Harry Babcock (photo), a blocking back in high school, was switched to end soon after arriving at the University of Georgia in 1949. A season after catching no passes on Georgia's freshman squad, the native New Yorker was third in receiving with eight catches for 77 yards on a Bulldogs varsity team that completed only 61 passes in 1950. In 1951, Babcock benefited with the arrival of quarterback Zeke Bratkowski as Georgia established one of the most potent passing attacks in football. The junior end broke school records with 41 catches and 666 receiving yards. He caught two touchdowns--both coming in a 35-28 win over Boston College, covering 76 and 54 yards. 

In mid-October of that season against Maryland, Babcock's parents traveled from Pearl River, NY, to Athens to see their son play for the first time as a Bulldog. Although Georgia was drubbed 43-7 by a Terrapin team that would eventually finish 10-0 and No. 3 in the nation, Babcock did not disappoint, catching nine passes for 114 yards. For the season, he finished first in the SEC and seventh in the country in receiving.

Two weeks prior to his senior campaign of 1952, Babcock suffered injuries in an auto accident that would hamper him all year. Nevertheless, he did catch eight passes against Alabama for 106 yards in early November and was on the receiving end of two touchdowns (44 and 32 yards) a week later in a win over Pennsylvania. Against Georgia Tech, he endured a broken cheekbone early in the second quarter which kept him out of the remainder of the game and also at Miami in the season finale. Despite limping through most of the season, Babcock caught 31 passes for 456 yards and three touchdowns. He was second in the SEC in receiving, finishing just one catch behind the conference leader and teammate, Johnny Carson. For the second consecutive season, Babcock was named first-team All-SEC by the Associated Press and, in addition, was selected first-team All-America by the American Football Coaches Association (AFCA) featured in Collier's magazine.
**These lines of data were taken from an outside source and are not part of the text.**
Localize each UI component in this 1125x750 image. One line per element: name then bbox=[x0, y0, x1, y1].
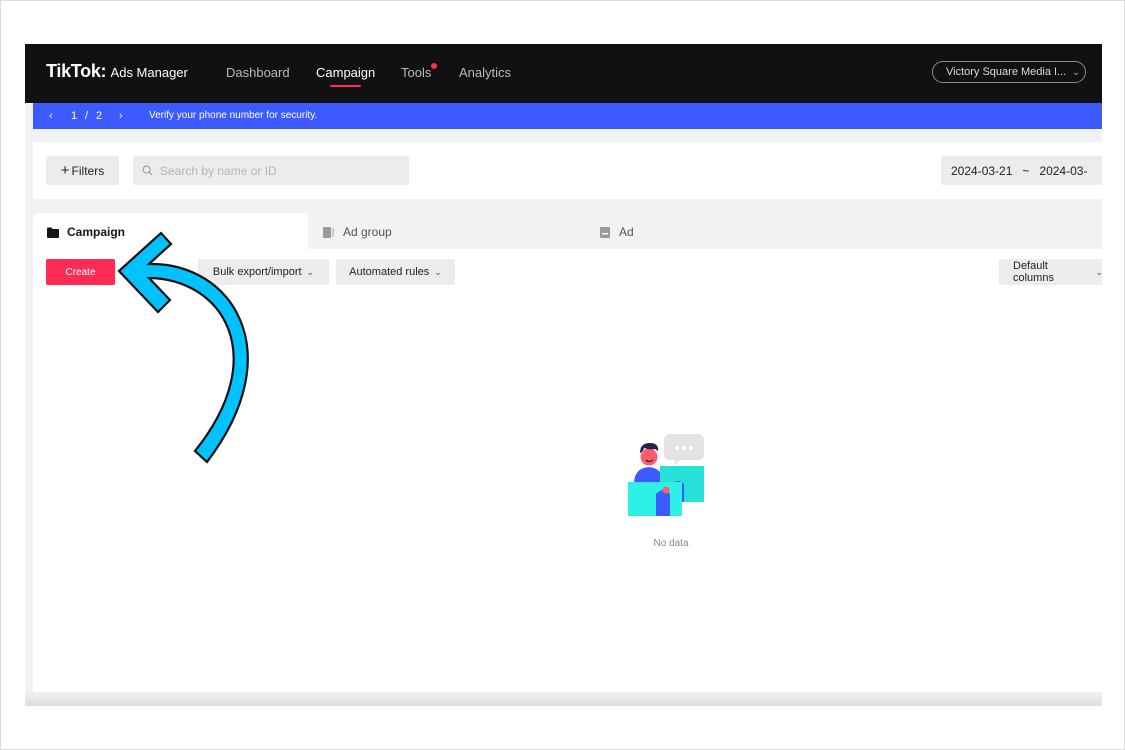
notification-dot bbox=[431, 63, 438, 69]
logo-separator: : bbox=[100, 61, 107, 81]
nav-item-label: Analytics bbox=[459, 65, 512, 80]
security-banner: ‹ 1 / 2 › Verify your phone number for s… bbox=[33, 103, 1102, 129]
tab-ad-group[interactable]: Ad group bbox=[323, 225, 392, 239]
nav-item-analytics[interactable]: Analytics bbox=[459, 65, 511, 80]
automated-rules-label: Automated rules bbox=[349, 266, 430, 278]
bulk-export-import-label: Bulk export/import bbox=[212, 266, 302, 278]
date-start: 2024-03-21 bbox=[951, 163, 1013, 178]
default-columns-label: Default columns bbox=[1013, 260, 1054, 284]
screenshot-frame: TikTok : Ads Manager Dashboard Campaign … bbox=[0, 0, 1125, 750]
tab-label: Ad group bbox=[343, 225, 392, 239]
empty-state-text: No data bbox=[653, 538, 689, 549]
date-separator: ~ bbox=[1022, 163, 1030, 178]
top-navigation: TikTok : Ads Manager Dashboard Campaign … bbox=[25, 44, 1102, 103]
banner-current-page: 1 bbox=[71, 110, 78, 122]
active-nav-indicator bbox=[330, 85, 362, 87]
filters-button[interactable]: + Filters bbox=[46, 156, 119, 185]
empty-illustration bbox=[628, 434, 704, 516]
nav-item-label: Tools bbox=[401, 65, 432, 80]
ads-manager-window: TikTok : Ads Manager Dashboard Campaign … bbox=[25, 44, 1102, 706]
filter-bar: + Filters 2024-03-21 ~ 2024-03- bbox=[33, 142, 1102, 199]
logo-brand: TikTok bbox=[46, 61, 101, 81]
logo-product: Ads Manager bbox=[110, 65, 188, 80]
tab-label: Campaign bbox=[67, 225, 126, 239]
document-icon bbox=[323, 226, 334, 238]
tab-campaign[interactable]: Campaign bbox=[47, 225, 125, 239]
nav-item-tools[interactable]: Tools bbox=[401, 63, 438, 80]
chevron-down-icon: ⌄ bbox=[434, 266, 442, 277]
chevron-down-icon: ⌄ bbox=[1072, 66, 1080, 77]
nav-item-campaign[interactable]: Campaign bbox=[316, 65, 376, 87]
chevron-down-icon: ⌄ bbox=[1095, 266, 1102, 277]
chevron-down-icon: ⌄ bbox=[306, 266, 315, 277]
account-selector[interactable]: Victory Square Media I... ⌄ bbox=[932, 61, 1086, 83]
create-button[interactable]: Create bbox=[46, 259, 115, 285]
account-name: Victory Square Media I... bbox=[946, 66, 1067, 78]
tab-label: Ad bbox=[619, 225, 634, 239]
banner-next-icon[interactable]: › bbox=[119, 110, 123, 122]
banner-message[interactable]: Verify your phone number for security. bbox=[149, 110, 317, 121]
nav-item-label: Dashboard bbox=[226, 65, 290, 80]
ad-icon bbox=[600, 226, 610, 238]
tiktok-ads-manager-logo[interactable]: TikTok : Ads Manager bbox=[46, 61, 188, 82]
filters-label: Filters bbox=[71, 163, 105, 178]
date-end: 2024-03- bbox=[1039, 163, 1088, 178]
automated-rules-button[interactable]: Automated rules ⌄ bbox=[336, 259, 455, 285]
banner-prev-icon[interactable]: ‹ bbox=[49, 110, 53, 122]
nav-item-dashboard[interactable]: Dashboard bbox=[226, 65, 290, 80]
banner-page-separator: / bbox=[85, 110, 89, 122]
folder-icon bbox=[47, 227, 59, 238]
plus-icon: + bbox=[60, 162, 70, 179]
nav-item-label: Campaign bbox=[316, 65, 376, 80]
search-box[interactable] bbox=[133, 156, 409, 185]
bottom-shadow bbox=[25, 692, 1102, 706]
level-tabs: Campaign Ad group Ad bbox=[33, 200, 1102, 249]
tab-ad[interactable]: Ad bbox=[599, 225, 634, 239]
banner-total-pages: 2 bbox=[96, 110, 103, 122]
search-input[interactable] bbox=[158, 162, 402, 179]
date-range-picker[interactable]: 2024-03-21 ~ 2024-03- bbox=[941, 156, 1102, 185]
campaign-table-area: Create Bulk export/import ⌄ Automated ru… bbox=[33, 249, 1102, 692]
search-icon bbox=[142, 165, 153, 176]
default-columns-button[interactable]: Default columns ⌄ bbox=[999, 259, 1102, 285]
bulk-export-import-button[interactable]: Bulk export/import ⌄ bbox=[198, 259, 329, 285]
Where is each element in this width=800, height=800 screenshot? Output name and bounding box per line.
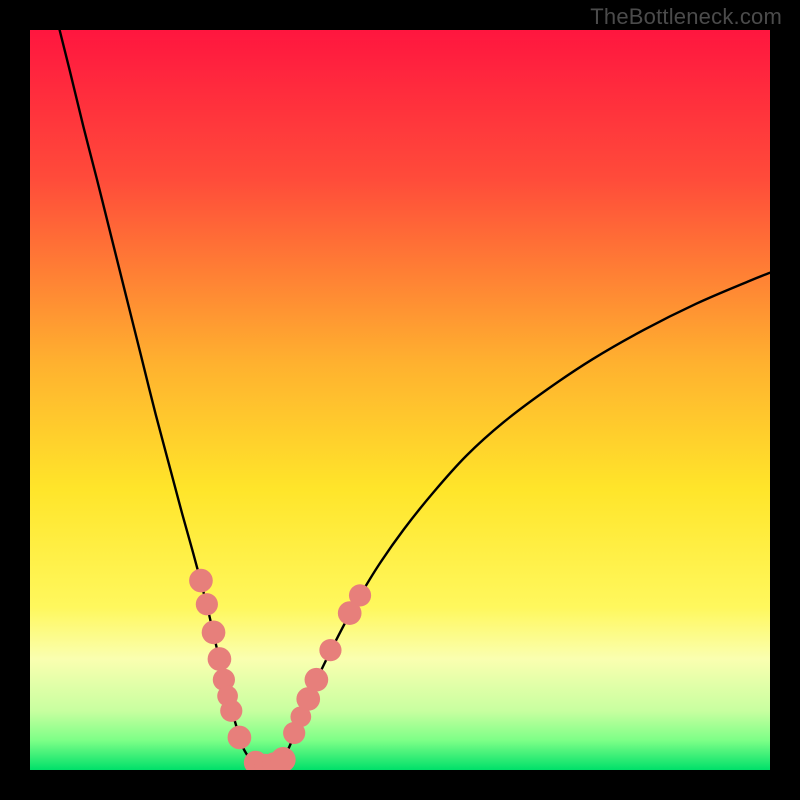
marker-dot <box>189 569 213 593</box>
marker-dot <box>228 726 252 750</box>
marker-dot <box>220 700 242 722</box>
gradient-background <box>30 30 770 770</box>
marker-dot <box>319 639 341 661</box>
chart-frame: TheBottleneck.com <box>0 0 800 800</box>
marker-dot <box>305 668 329 692</box>
marker-dot <box>202 621 226 645</box>
chart-svg <box>30 30 770 770</box>
plot-area <box>30 30 770 770</box>
watermark-text: TheBottleneck.com <box>590 4 782 30</box>
marker-dot <box>196 593 218 615</box>
marker-dot <box>349 584 371 606</box>
marker-dot <box>208 647 232 671</box>
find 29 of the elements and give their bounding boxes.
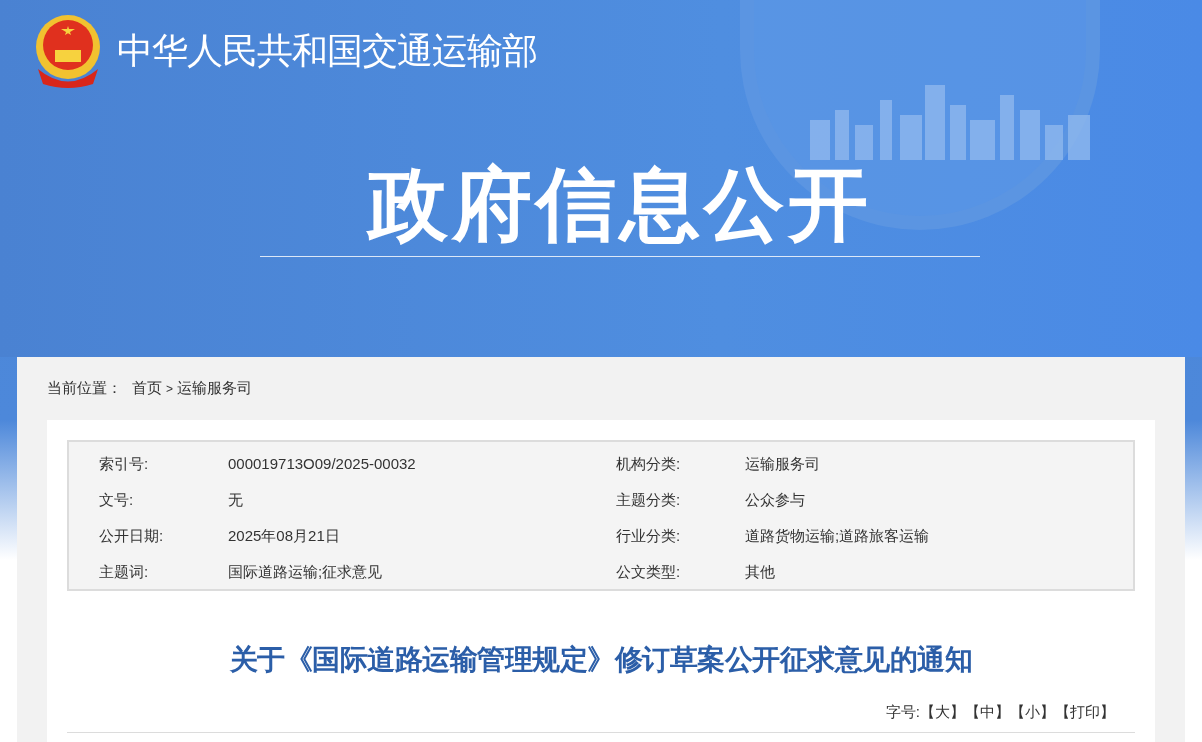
breadcrumb-label: 当前位置： bbox=[47, 378, 122, 399]
info-value: 道路货物运输;道路旅客运输 bbox=[745, 525, 930, 546]
font-size-label: 字号: bbox=[885, 702, 920, 722]
info-value: 无 bbox=[228, 489, 243, 510]
font-size-link[interactable]: 【大】 bbox=[920, 701, 965, 724]
breadcrumb-separator: > bbox=[166, 380, 173, 398]
info-label: 公文类型: bbox=[616, 561, 682, 582]
article-title: 关于《国际道路运输管理规定》修订草案公开征求意见的通知 bbox=[228, 643, 974, 677]
info-label: 机构分类: bbox=[616, 453, 682, 474]
font-size-link[interactable]: 【打印】 bbox=[1055, 701, 1115, 724]
info-value: 其他 bbox=[745, 561, 775, 582]
breadcrumb-link[interactable]: 首页 bbox=[132, 377, 162, 400]
breadcrumb-link[interactable]: 运输服务司 bbox=[177, 377, 252, 400]
info-label: 索引号: bbox=[99, 453, 150, 474]
info-value: 国际道路运输;征求意见 bbox=[228, 561, 383, 582]
info-value: 2025年08月21日 bbox=[228, 525, 340, 546]
info-label: 主题分类: bbox=[616, 489, 682, 510]
site-title: 中华人民共和国交通运输部 bbox=[117, 29, 537, 73]
national-emblem-icon bbox=[33, 14, 103, 88]
info-value: 公众参与 bbox=[745, 489, 805, 510]
info-value: 000019713O09/2025-00032 bbox=[228, 453, 416, 474]
info-label: 主题词: bbox=[99, 561, 150, 582]
info-value: 运输服务司 bbox=[745, 453, 820, 474]
info-label: 行业分类: bbox=[616, 525, 682, 546]
banner-title: 政府信息公开 bbox=[368, 160, 872, 250]
font-size-link[interactable]: 【小】 bbox=[1010, 701, 1055, 724]
font-size-link[interactable]: 【中】 bbox=[965, 701, 1010, 724]
info-label: 公开日期: bbox=[99, 525, 165, 546]
info-label: 文号: bbox=[99, 489, 135, 510]
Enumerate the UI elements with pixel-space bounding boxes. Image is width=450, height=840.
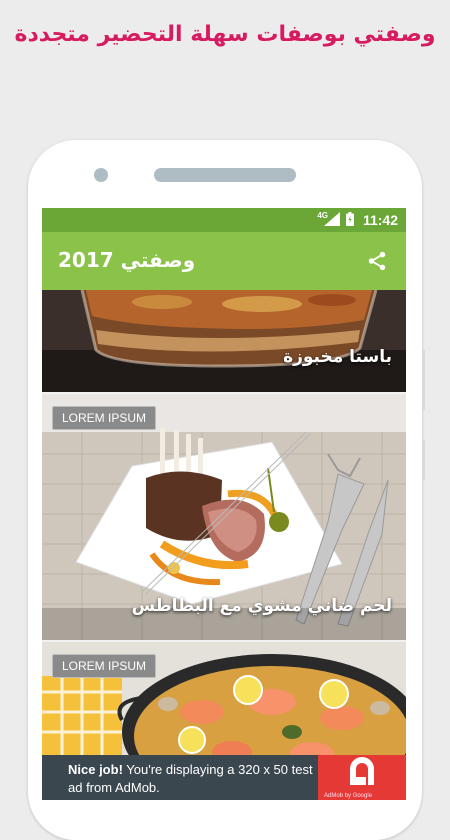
app-title: وصفتي 2017: [58, 248, 196, 272]
promo-headline: وصفتي بوصفات سهلة التحضير متجددة: [14, 22, 436, 47]
ad-text: Nice job! You're displaying a 320 x 50 t…: [68, 761, 318, 797]
recipe-title: لحم ضاني مشوي مع البطاطس: [131, 596, 392, 616]
share-icon[interactable]: [366, 250, 388, 272]
ad-brand: AdMob by Google: [324, 793, 373, 799]
phone-power-button: [422, 440, 425, 480]
phone-camera: [94, 168, 108, 182]
recipe-card-baked-pasta[interactable]: باستا مخبوزة: [42, 290, 406, 392]
admob-logo: AdMob by Google: [318, 755, 406, 800]
status-time: 11:42: [362, 212, 398, 228]
status-bar: 4G 11:42: [42, 208, 406, 232]
category-badge: LOREM IPSUM: [52, 406, 157, 430]
signal-icon: [324, 212, 340, 226]
battery-icon: [346, 212, 354, 226]
admob-icon: [350, 757, 374, 785]
app-screen: 4G 11:42 وصفتي 2017 باستا مخبوزة LOREM I…: [42, 208, 406, 800]
recipe-title: باستا مخبوزة: [283, 347, 392, 367]
ad-banner[interactable]: Nice job! You're displaying a 320 x 50 t…: [42, 755, 406, 800]
category-badge: LOREM IPSUM: [52, 654, 157, 678]
ad-lead: Nice job!: [68, 762, 123, 777]
phone-volume-button: [422, 350, 425, 410]
recipe-photo: [42, 290, 406, 392]
recipe-card-roast-lamb[interactable]: LOREM IPSUM لحم ضاني مشوي مع البطاطس: [42, 394, 406, 640]
phone-speaker: [154, 168, 296, 182]
app-bar: وصفتي 2017: [42, 232, 406, 290]
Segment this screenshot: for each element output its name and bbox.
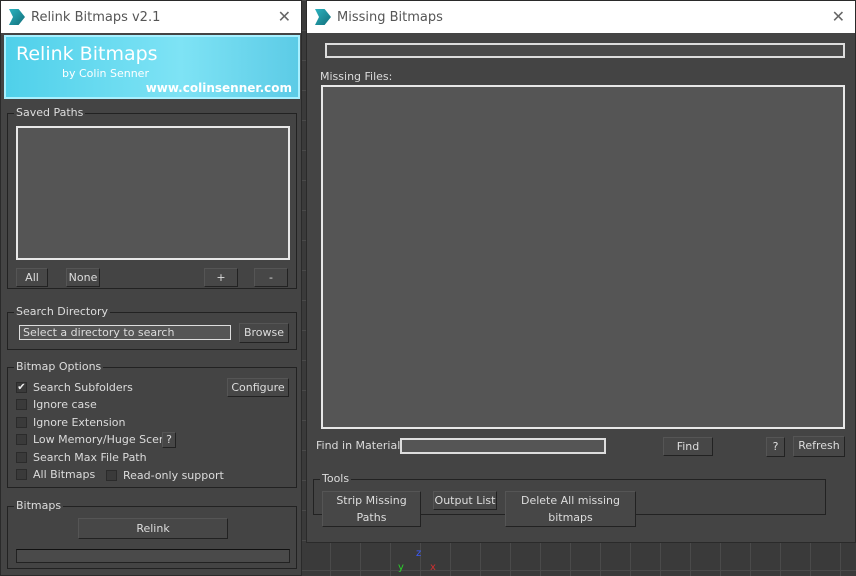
app-icon [315, 9, 331, 25]
readonly-support-checkbox[interactable] [106, 470, 117, 481]
browse-button[interactable]: Browse [239, 323, 289, 343]
low-memory-checkbox[interactable] [16, 434, 27, 445]
relink-progress-bar [16, 549, 290, 563]
close-icon[interactable]: ✕ [278, 7, 291, 26]
group-legend: Tools [320, 472, 352, 485]
tools-group: Tools Strip Missing Paths Output List De… [313, 472, 826, 527]
search-directory-input[interactable]: Select a directory to search [19, 325, 231, 340]
help-button[interactable]: ? [766, 437, 785, 457]
saved-paths-list[interactable] [16, 126, 290, 260]
missing-bitmaps-window: Missing Bitmaps ✕ Missing Files: Find in… [306, 0, 856, 543]
find-in-material-input[interactable] [400, 438, 606, 454]
output-list-button[interactable]: Output List [433, 491, 497, 510]
find-in-material-label: Find in Material: [316, 439, 404, 452]
relink-bitmaps-window: Relink Bitmaps v2.1 ✕ Relink Bitmaps by … [0, 0, 302, 576]
strip-missing-paths-button[interactable]: Strip Missing Paths [322, 491, 421, 527]
group-legend: Saved Paths [14, 106, 86, 119]
axis-x-label: x [430, 562, 436, 573]
search-directory-group: Search Directory Select a directory to s… [7, 305, 297, 350]
bitmap-options-group: Bitmap Options Configure ✔ Search Subfol… [7, 360, 297, 488]
search-max-path-checkbox[interactable] [16, 452, 27, 463]
checkbox-label: Read-only support [123, 469, 224, 482]
group-legend: Search Directory [14, 305, 110, 318]
bitmaps-group: Bitmaps Relink [7, 499, 297, 569]
group-legend: Bitmap Options [14, 360, 104, 373]
window-title: Relink Bitmaps v2.1 [31, 9, 161, 25]
axis-y-label: y [398, 562, 404, 573]
checkbox-label: Search Subfolders [33, 381, 133, 394]
title-bar[interactable]: Relink Bitmaps v2.1 ✕ [1, 1, 301, 33]
banner-title: Relink Bitmaps [16, 43, 158, 65]
missing-files-list[interactable] [321, 85, 845, 429]
ignore-extension-checkbox[interactable] [16, 417, 27, 428]
add-path-button[interactable]: + [204, 268, 238, 287]
search-subfolders-checkbox[interactable]: ✔ [16, 382, 27, 393]
checkbox-label: Low Memory/Huge Scene [33, 433, 173, 446]
delete-all-missing-button[interactable]: Delete All missing bitmaps [505, 491, 636, 527]
banner-author: by Colin Senner [62, 67, 149, 80]
banner-url: www.colinsenner.com [145, 81, 292, 95]
all-button[interactable]: All [16, 268, 48, 287]
saved-paths-group: Saved Paths All None + - [7, 106, 297, 289]
app-icon [9, 9, 25, 25]
remove-path-button[interactable]: - [254, 268, 288, 287]
axis-z-label: z [416, 548, 422, 559]
configure-button[interactable]: Configure [227, 378, 289, 397]
banner: Relink Bitmaps by Colin Senner www.colin… [4, 35, 300, 99]
checkbox-label: All Bitmaps [33, 468, 96, 481]
checkbox-label: Ignore case [33, 398, 97, 411]
checkbox-label: Ignore Extension [33, 416, 126, 429]
relink-button[interactable]: Relink [78, 518, 228, 539]
checkbox-label: Search Max File Path [33, 451, 147, 464]
group-legend: Bitmaps [14, 499, 64, 512]
ignore-case-checkbox[interactable] [16, 399, 27, 410]
close-icon[interactable]: ✕ [832, 7, 845, 26]
find-button[interactable]: Find [663, 437, 713, 456]
window-title: Missing Bitmaps [337, 9, 443, 25]
none-button[interactable]: None [66, 268, 100, 287]
title-bar[interactable]: Missing Bitmaps ✕ [307, 1, 855, 33]
top-progress-bar [325, 43, 845, 58]
all-bitmaps-checkbox[interactable] [16, 469, 27, 480]
missing-files-label: Missing Files: [320, 70, 393, 83]
low-memory-help-button[interactable]: ? [162, 432, 176, 448]
refresh-button[interactable]: Refresh [793, 436, 845, 457]
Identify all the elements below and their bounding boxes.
On January 22, 1953, at the NFL Draft, most everyone was surprised when Harry Babcock was chosen the first overall pick by the San Francisco 49ers. It was reported San Francisco selected the 6-2, 196-pound end because it simply needed a receiver who could catch long passes. Even the first selection himself was shocked: "...it sure floored me to be picked [so high]," Babcock said from Athens the day of the draft.

Similarly to his senior season, Babcock suffered a series of injuries that cut short a disappointing professional football career. He tallied only 16 catches in three seasons with the 49ers and was later lost to another injury during his one-year stint in the Canadian Football League. Babcock died in 1996 at the age of just 66.

Babcock was often recognized by Wally Butts as not only the best receiver he had ever coached but also the best blocker (at any position) he had ever seen. That's saying a lot considering the caliber of receivers Butts coached and the fact that the end position is not regularly identified with blocking.

Babcock finished his collegiate career as Georgia's leading receiver of all time. Even today, through the 2008 season, his 1,199 career receiving yards rank 16th at the school and 80 catches are tied for 15th. Above all, despite Babcock's injuries that inhibited both his college and professional playing careers, the one-time gifted receiver shares the same, rare notoriety with only two, and after Saturday, probably just three, other Bulldogs.